How will PyPI filtering of SBOM data work?

psf / sboms-for-python-packages

Software Bill-of-Materials documents for Python packages

22 stars 1 forks source link

How will PyPI filtering of SBOM data work? #1

Open miketheman opened 2 weeks ago

miketheman commented 2 weeks ago

Set of filtering requirements to add to popular package indexes like PyPI to ensure other tools are adhering to standards.

Today this is basically accomplished with trove classifiers, which are self-advertised. For example, projects that say they are typed: https://pypi.org/search/?q=&o=&c=Typing+%3A%3A+Typed This can lead to a disconnect from when the functionality is added to when the classifier is added - a la https://github.com/glyph/automat/pull/161

Do you envision a different mechanism that is more verifiable, i.e. from the metadata itself?

If so, there's existing challenges with metadata storage that likely need to be addressed first (and we should fix that!) but it's not super simple.

sethmlarson commented 2 weeks ago

I was imagining less intense filtering for "absolute correctness" and more:

Are the SBOM documents valid JSON?
This document is claiming to be SPDX/CycloneDX, does it actually have the bare minimum to be recognized by other tools? (Usually format version and a few required fields)
Is any basic information in the SBOM primary component not matching the Python dist metadata or not have a primary component?

This will help filter out when tools are generating SBOM data incorrectly and prevent silent "no linkage" scenarios.

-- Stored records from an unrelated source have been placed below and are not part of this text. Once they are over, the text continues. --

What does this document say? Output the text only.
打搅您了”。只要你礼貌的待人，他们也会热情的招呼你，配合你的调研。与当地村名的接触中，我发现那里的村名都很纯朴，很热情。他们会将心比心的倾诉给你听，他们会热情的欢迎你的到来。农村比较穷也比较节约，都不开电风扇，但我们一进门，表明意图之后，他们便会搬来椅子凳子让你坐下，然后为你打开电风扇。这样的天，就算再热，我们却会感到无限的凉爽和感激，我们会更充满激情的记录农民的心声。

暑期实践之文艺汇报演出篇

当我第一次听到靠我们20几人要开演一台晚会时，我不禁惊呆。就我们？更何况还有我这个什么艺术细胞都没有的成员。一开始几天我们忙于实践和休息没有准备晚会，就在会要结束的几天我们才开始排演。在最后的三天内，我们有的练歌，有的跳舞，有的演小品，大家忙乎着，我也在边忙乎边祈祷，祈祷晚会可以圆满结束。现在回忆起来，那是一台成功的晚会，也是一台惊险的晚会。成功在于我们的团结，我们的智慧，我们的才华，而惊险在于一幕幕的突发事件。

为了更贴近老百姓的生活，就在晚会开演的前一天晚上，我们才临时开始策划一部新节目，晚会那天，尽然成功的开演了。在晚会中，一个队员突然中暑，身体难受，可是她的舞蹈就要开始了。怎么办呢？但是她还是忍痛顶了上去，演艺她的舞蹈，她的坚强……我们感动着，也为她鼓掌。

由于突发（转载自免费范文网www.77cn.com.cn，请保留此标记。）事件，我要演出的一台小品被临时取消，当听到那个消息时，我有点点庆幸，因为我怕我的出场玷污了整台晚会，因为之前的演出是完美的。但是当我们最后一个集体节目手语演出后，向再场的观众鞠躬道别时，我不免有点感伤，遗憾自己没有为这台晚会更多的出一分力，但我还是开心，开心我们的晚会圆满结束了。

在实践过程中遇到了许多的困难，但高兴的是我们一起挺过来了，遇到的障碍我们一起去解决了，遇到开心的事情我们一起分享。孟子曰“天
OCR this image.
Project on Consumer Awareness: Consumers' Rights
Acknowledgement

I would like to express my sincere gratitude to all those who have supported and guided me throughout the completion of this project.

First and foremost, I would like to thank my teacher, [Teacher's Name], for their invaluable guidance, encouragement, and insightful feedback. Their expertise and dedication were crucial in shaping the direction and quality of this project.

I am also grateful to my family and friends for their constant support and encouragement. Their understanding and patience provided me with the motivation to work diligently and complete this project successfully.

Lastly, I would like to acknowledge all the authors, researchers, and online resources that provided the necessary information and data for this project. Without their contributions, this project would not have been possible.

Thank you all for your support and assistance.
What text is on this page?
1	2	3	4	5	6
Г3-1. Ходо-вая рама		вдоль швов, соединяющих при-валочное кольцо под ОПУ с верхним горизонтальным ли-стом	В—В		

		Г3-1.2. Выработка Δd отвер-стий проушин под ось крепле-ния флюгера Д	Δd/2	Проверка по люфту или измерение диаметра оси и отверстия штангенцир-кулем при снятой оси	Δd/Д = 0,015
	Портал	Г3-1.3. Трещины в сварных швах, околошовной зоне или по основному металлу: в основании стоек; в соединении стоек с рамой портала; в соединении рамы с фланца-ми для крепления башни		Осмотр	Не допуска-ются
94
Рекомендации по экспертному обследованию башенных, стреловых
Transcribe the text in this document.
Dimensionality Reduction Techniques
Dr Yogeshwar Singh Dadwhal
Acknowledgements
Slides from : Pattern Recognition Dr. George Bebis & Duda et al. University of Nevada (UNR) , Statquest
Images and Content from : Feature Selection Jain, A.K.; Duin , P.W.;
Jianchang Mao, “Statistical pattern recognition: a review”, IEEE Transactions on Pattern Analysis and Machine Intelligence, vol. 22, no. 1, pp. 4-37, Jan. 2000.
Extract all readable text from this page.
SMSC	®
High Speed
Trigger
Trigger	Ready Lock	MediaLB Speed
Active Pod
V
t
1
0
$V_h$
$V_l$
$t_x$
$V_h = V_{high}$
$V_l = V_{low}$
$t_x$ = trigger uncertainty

There might be more conditionsto add as we discover more!

miketheman commented 1 week ago

Those kinds of filters make sense - do you envision them being as part of the upload phase, or as a post-upload verification, or a user-side search?

sethmlarson commented 1 week ago

@miketheman I was imagining having them as a part of the upload phase if that's possible. I don't know how "post-upload" verification surfaces to the user, is that documented somewhere?

miketheman commented 1 week ago

I don't know how "post-upload" verification surfaces to the user, is that documented somewhere?

Largely because it doesn't exist yet! 😆 But since we kick off tasks in response to a completed upload, we could perform analyses post-upload and persist results, and then surface them to the package managers or the world.

The upload step is a bit "heavy" now, so I'd suggest that this step include some refactoring to make it flow a little better.

And if any of these checks could be performed prior to upload (a la twine check) and save the user from an attempt/failure/fix/attempt/... cycle, that'd be good UX in my mind.

sethmlarson commented 1 week ago

Got it. twine check is a great idea, I'll look at that too.